A linguistic distance matrix of language-family relationships was constructed by setting the Baltic-Slavic distance to 1 (these are the only two Indo-European families for which close genetic affinities are generally accepted, see ref. 1), all other distances between language families within a phylum to 2, and distances between language families belonging to different phyla to 4. Thus, language distances mostly contrast intraphylum and interphylum distances. A geographic distance matrix between all pairs of language families was computed from great-circle distances between subjectively chosen centers of language-family regions. Genetic distances were calculated by using frequency data for human blood antigens, enzymes, and proteins of 26 genetic systems, each for a different subset of 3369 localities across Europe. Because of the different spatial sampling for each genetic system, we computed genetic distances separately for each system. All localities were also assigned a language-family affiliation. The systems and the sources of the data are described elsewhere (5-7). Sample sizes range from 50 to many thousands of persons. Previous work (5) has shown that the simplest of these distances, that due to Prevosti et al. (8), provided essentially the same information as more elaborate formulations. It was, therefore, adopted here. To allow for possible bias due to different ranges of gene frequencies, we also standardized the distances. For each system we first calculated genetic distances for all pairs of localities and subsequently averaged over all locality pairs representing a particular pairwise combination of language families. This yielded, for a given system, an average genetic distance for each pair of language families. However, for some systems, we lacked localities to represent one or more language families and could not compute distances for certain pairwise combinations of language families. This resulted in genetic distance matrices for some systems with missing values for some pairwise comparisons. Since different genetic systems are based on different sets of localities, the particular pairwise combinations missing in the genetic distance matrices vary among systems. The final genetic distance matrix (Table 1) was obtained by averaging over all systems....
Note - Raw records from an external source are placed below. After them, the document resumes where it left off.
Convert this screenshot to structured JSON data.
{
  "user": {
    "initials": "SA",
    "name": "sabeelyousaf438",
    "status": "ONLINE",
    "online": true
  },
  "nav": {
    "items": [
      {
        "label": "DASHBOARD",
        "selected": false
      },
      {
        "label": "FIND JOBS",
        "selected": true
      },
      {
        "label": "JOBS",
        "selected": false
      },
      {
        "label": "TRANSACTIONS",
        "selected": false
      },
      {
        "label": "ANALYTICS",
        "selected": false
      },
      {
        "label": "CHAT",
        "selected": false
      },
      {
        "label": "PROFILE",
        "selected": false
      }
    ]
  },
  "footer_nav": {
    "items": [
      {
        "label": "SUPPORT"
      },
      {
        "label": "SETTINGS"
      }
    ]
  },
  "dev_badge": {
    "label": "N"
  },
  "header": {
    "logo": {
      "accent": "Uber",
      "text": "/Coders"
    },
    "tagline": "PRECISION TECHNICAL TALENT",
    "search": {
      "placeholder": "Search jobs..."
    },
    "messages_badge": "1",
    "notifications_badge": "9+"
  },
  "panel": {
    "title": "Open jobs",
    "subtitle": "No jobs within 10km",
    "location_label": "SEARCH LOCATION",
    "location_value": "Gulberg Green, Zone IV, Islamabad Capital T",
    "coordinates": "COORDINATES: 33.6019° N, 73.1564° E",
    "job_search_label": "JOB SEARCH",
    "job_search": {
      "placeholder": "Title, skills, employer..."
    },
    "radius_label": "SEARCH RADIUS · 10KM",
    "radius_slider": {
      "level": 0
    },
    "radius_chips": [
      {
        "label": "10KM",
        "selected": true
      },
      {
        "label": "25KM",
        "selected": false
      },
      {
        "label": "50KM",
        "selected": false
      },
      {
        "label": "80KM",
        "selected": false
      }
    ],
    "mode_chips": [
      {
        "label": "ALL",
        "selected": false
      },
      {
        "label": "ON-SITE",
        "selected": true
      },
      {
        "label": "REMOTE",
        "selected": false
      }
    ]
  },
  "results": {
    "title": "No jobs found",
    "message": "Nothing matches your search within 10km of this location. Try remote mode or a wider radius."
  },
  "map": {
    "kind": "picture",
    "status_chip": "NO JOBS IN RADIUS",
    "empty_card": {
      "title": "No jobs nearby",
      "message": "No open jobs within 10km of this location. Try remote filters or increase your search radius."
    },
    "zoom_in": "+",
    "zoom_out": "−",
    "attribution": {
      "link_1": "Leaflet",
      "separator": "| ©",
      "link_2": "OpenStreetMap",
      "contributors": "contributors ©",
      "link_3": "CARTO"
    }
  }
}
...Congruence between genetic, linguistic, and geographic distances was tested for significance as described (5). Using methods of quadratic assignment (11), we calculated pairwise Mantel matrix correlations (12, 13) and investigated three way relations between the distance matrices by computing partial correlations (14). These correlations were tested for significance by Monte Carlo permutation methods. These computations were carried out by using the R package for multivariate data analysis (15).

RESULTS

Fig. 1 shows the hierarchic clustering of genetic distances for 9 language families. A Germanic-Celtic cluster is joined later by Romance, and a Slavic-Ugric cluster is joined by Turkic. Finnic, Basque, and Greek are outliers to these clusters. Including Albanian, Baltic, and Semitic in the analysis changes the phenogram by affiliating Greek with Albanian, Baltic with Turkic, and clustering Germanic-Celtic with Slavic-Ugric before adding Romance. Semitic, Basque, and Finnic are outliers to the clusters of 12 language families.
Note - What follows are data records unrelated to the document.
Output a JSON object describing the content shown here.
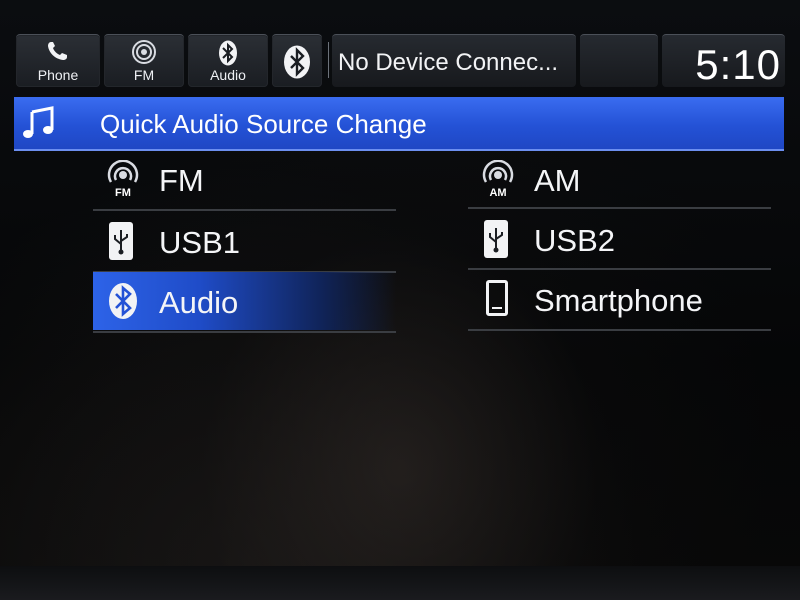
{
  "topbar": {
    "phone_label": "Phone",
    "fm_label": "FM",
    "audio_label": "Audio",
    "device_status": "No Device Connec...",
    "clock": "5:10"
  },
  "header": {
    "title": "Quick Audio Source Change"
  },
  "sources": [
    {
      "label": "FM",
      "icon": "fm-radio-icon",
      "active": false
    },
    {
      "label": "AM",
      "icon": "am-radio-icon",
      "active": false
    },
    {
      "label": "USB1",
      "icon": "usb-icon",
      "active": false
    },
    {
      "label": "USB2",
      "icon": "usb-icon",
      "active": false
    },
    {
      "label": "Audio",
      "icon": "bluetooth-icon",
      "active": true
    },
    {
      "label": "Smartphone",
      "icon": "smartphone-icon",
      "active": false
    }
  ],
  "radio_icon_text": {
    "fm": "FM",
    "am": "AM"
  },
  "colors": {
    "header_blue": "#2a5ae0",
    "active_blue": "#2d63e8",
    "background": "#050608"
  }
}
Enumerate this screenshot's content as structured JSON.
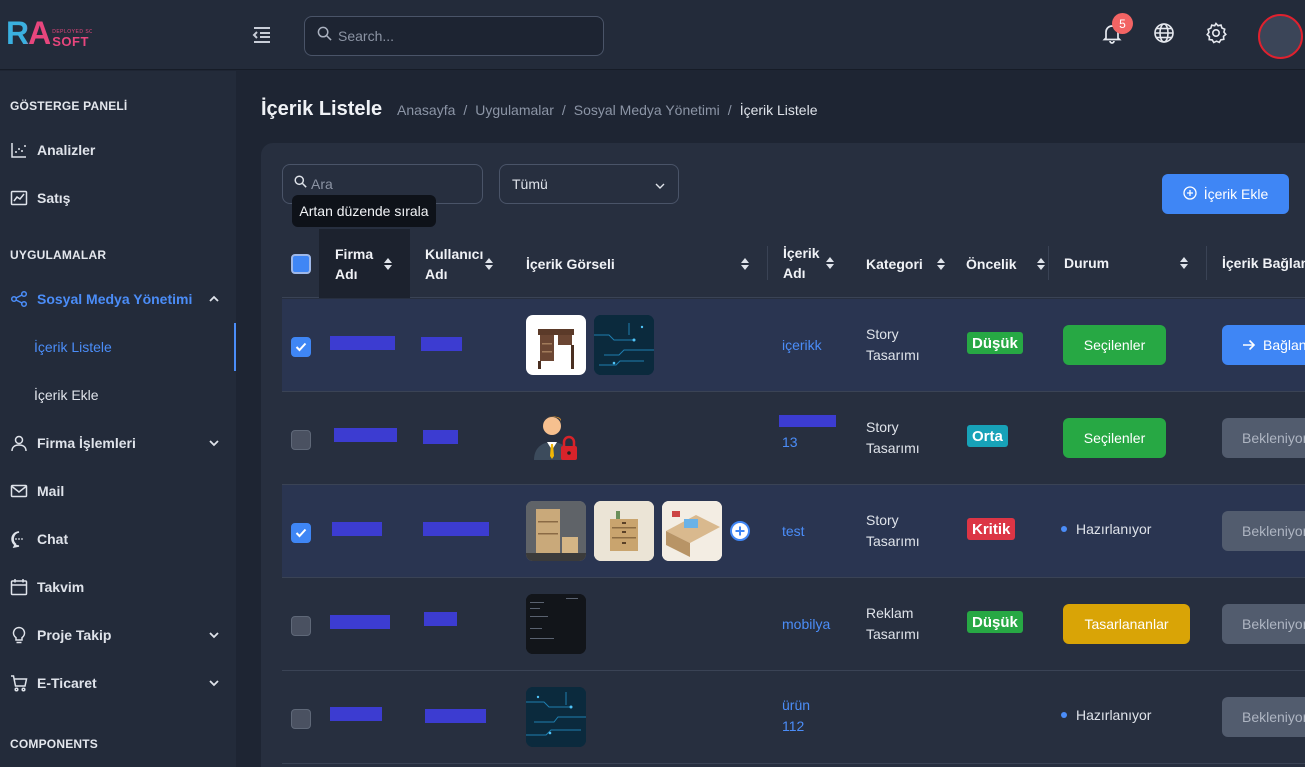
{
  "topbar": {
    "logo_main": "RA",
    "logo_tagline": "DEPLOYED SOMEWHERE IN THE FUTURE",
    "logo_sub": "SOFT",
    "search_placeholder": "Search...",
    "notification_count": "5",
    "icons": [
      "menu-toggle-icon",
      "bell-icon",
      "globe-icon",
      "gear-icon"
    ]
  },
  "sidebar": {
    "sections": [
      "GÖSTERGE PANELİ",
      "UYGULAMALAR",
      "COMPONENTS"
    ],
    "dashboard_items": [
      {
        "label": "Analizler",
        "icon": "chart-icon"
      },
      {
        "label": "Satış",
        "icon": "trend-icon"
      }
    ],
    "app_items": [
      {
        "label": "Sosyal Medya Yönetimi",
        "icon": "share-icon",
        "expanded": true
      },
      {
        "label": "Firma İşlemleri",
        "icon": "user-icon"
      },
      {
        "label": "Mail",
        "icon": "mail-icon"
      },
      {
        "label": "Chat",
        "icon": "chat-icon"
      },
      {
        "label": "Takvim",
        "icon": "calendar-icon"
      },
      {
        "label": "Proje Takip",
        "icon": "bulb-icon"
      },
      {
        "label": "E-Ticaret",
        "icon": "cart-icon"
      }
    ],
    "sub_items": [
      "İçerik Listele",
      "İçerik Ekle"
    ]
  },
  "page": {
    "title": "İçerik Listele",
    "breadcrumb": [
      "Anasayfa",
      "/",
      "Uygulamalar",
      "/",
      "Sosyal Medya Yönetimi",
      "/",
      "İçerik Listele"
    ]
  },
  "toolbar": {
    "search_placeholder": "Ara",
    "filter_value": "Tümü",
    "add_label": "İçerik Ekle",
    "tooltip": "Artan düzende sırala"
  },
  "table": {
    "headers": {
      "firma": [
        "Firma",
        "Adı"
      ],
      "kullanici": [
        "Kullanıcı",
        "Adı"
      ],
      "gorsel": "İçerik Görseli",
      "icerik": [
        "İçerik",
        "Adı"
      ],
      "kategori": "Kategori",
      "oncelik": "Öncelik",
      "durum": "Durum",
      "baglanti": "İçerik Bağlantısı"
    },
    "rows": [
      {
        "checked": true,
        "content_lines": [
          "içerikk"
        ],
        "category": [
          "Story",
          "Tasarımı"
        ],
        "priority": "Düşük",
        "priority_color": "#27a844",
        "status": "Seçilenler",
        "status_type": "button",
        "status_color": "#27a844",
        "action": "Bağlantı",
        "action_type": "primary"
      },
      {
        "checked": false,
        "content_lines": [
          "13"
        ],
        "category": [
          "Story",
          "Tasarımı"
        ],
        "priority": "Orta",
        "priority_color": "#17a2b8",
        "status": "Seçilenler",
        "status_type": "button",
        "status_color": "#27a844",
        "action": "Bekleniyor",
        "action_type": "muted"
      },
      {
        "checked": true,
        "content_lines": [
          "test"
        ],
        "category": [
          "Story",
          "Tasarımı"
        ],
        "priority": "Kritik",
        "priority_color": "#dc3545",
        "status": "Hazırlanıyor",
        "status_type": "dot",
        "action": "Bekleniyor",
        "action_type": "muted"
      },
      {
        "checked": false,
        "content_lines": [
          "mobilya"
        ],
        "category": [
          "Reklam",
          "Tasarımı"
        ],
        "priority": "Düşük",
        "priority_color": "#27a844",
        "status": "Tasarlananlar",
        "status_type": "button",
        "status_color": "#d9a406",
        "action": "Bekleniyor",
        "action_type": "muted"
      },
      {
        "checked": false,
        "content_lines": [
          "ürün",
          "112"
        ],
        "category": [],
        "priority": "",
        "status": "Hazırlanıyor",
        "status_type": "dot",
        "action": "Bekleniyor",
        "action_type": "muted"
      }
    ]
  }
}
An ordination of the genetic distance matrix (Fig. 2) depicts the relative genetic distances between the nine language families. Finnic and Basque are outliers at opposite ends of the ordinated space. The Celtic-Germanic and Slavic-Ugric language-family pairs are evident along the first axis which runs roughly East-West. The second axis approximates a North-South gradient. In the minimum spanning tree, Turkic links Ugric and Greek with Romance. The position of Romance is central on the first and second axes, but isolated by the third, explaining its variable affiliation during clustering.

Genetic distance (Gen) correlates significantly with geography (Geo) but not with language (Lan). The pairwise correlations of distance matrices based on nine language families are as follows: Gen x Geo = 0.468 (P < 0.01), Gen x Lan = 0.182 (P>0.05), and Geo x Lan = 0.177 (P>0.05). The partial correlations are (Gen x Geo)-Lan = 0.451 (P < 0.01) and (Gen x Lan)-Geo = 0.114 (P > 0.05). Geography determines 20.3% of the variance of the genetic distances, language determines only 1.0%o, and factors common to geography and language determine 1.6%.
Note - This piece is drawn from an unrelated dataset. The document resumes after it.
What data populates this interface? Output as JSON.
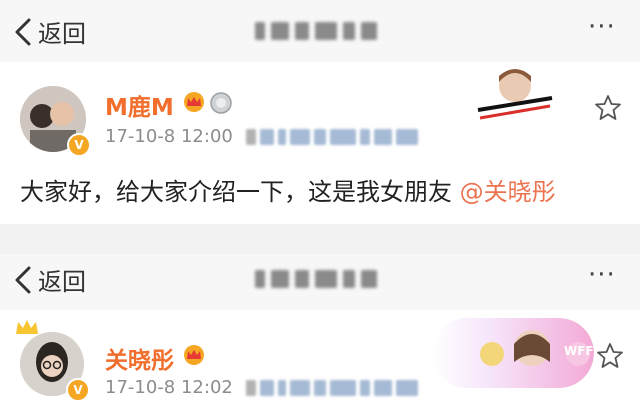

One might have expected a high and significant Gen x Lan correlation, because speakers of a particular language (family) tend to be found settled near each other. In other words, when geographic distances between samples are small we expect linguistic distances to be small, and vice versa. If geography is likewise correlated with genetics, then genetic and linguistic distances should also be positively correlated. But the Geo x Lan correlation in this study is low because centers of language phyla are positioned in Europe both relatively close and far apart spatially causing the relationship between geography and language to break down. Therefore, the common effect of geography does not produce a high correlation between genetics and language. This finding contrasts with the significant correlation between genetic and language distances reported by Sokal (5). In that study correlations among genetics, linguistics, and geography were calculated for pairwise locality distances. Since a finer scale of distances was used, both the correlation of geography and of language and the common effect of geography were greater.

DISCUSSION

This study shows that genetic distances between the European language families do not reflect their accepted linguistic relationships. If we group the language families by their linguistic origins, there should be a cluster of the Indo- European language families, Baltic and Slavic being most closely related, a separate branch for the Finnic and Ugric speakers, and separate coordinate branches for the Turkic, Semitic, and Basque language families. The genetic distances of some interphylum language-family pairs, such as those between Slavic and Ugric speakers, or between Turkic and Ugric speakers, however, are closer than some distances within a phylum, as between Greek and Celtic speakers or between Finnic and Ugric speakers. The low matrix correlation between genetics and language confirms the lack of agreement between presumed language phylogeny and the observed genetic distances.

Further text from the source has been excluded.